One offender said that while conventional criminal justice is like ‘the mass breeding of chickens in a warehouse … [Restorative Justice] gives you the opportunity to express yourself … I listened but she [the victim] listened.
A victim also talked about how meaningful it is to be listened to: ‘I felt moved, seeing someone listen’.
I also think there’s scope to make more use of restorative approaches in other parts of the justice system – not just criminal justice.
For example, in relation to coroners’ inquests, supported dialogue between professionals who had some involvement in the death and the bereaved may offer the bereaved a greater sense of resolution than can be achieved within a formal inquest hearing.
I’ll end here with a quote from a bereaved relative who spoke about having had the opportunity to speak, outside the inquest hearing, with a psychiatrist whose actions, in her view, had played a part in the death.

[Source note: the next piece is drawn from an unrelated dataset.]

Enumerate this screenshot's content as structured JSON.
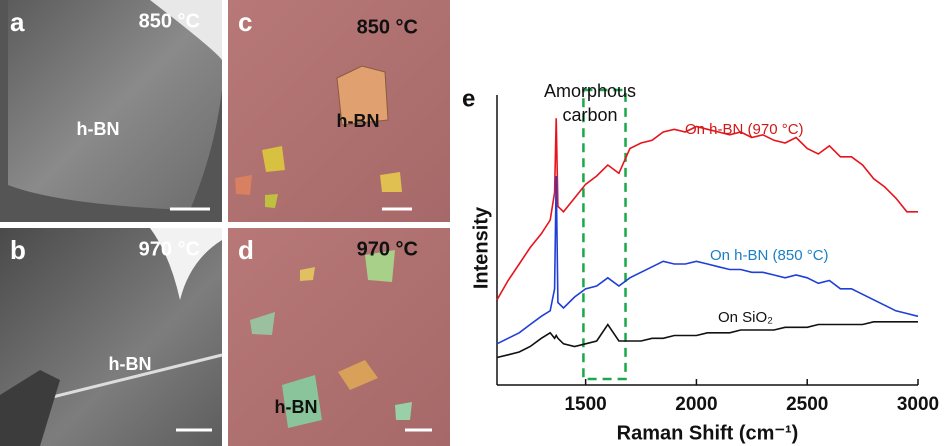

She explained that the psychiatrist asked the coroner if he could speak to the family after the inquest. She recounted that they met ‘in the little waiting room area.
The psychiatrist] came to us and just said, ‘I am so sorry. This has had a huge impact on me and my team, and I am so sorry this happened to your family.’ I was able to say to him … ‘I know – I get it.’
This wasn’t a facilitated restorative meeting, but it does just suggest the promise that restorative dialogue may have in such circumstances.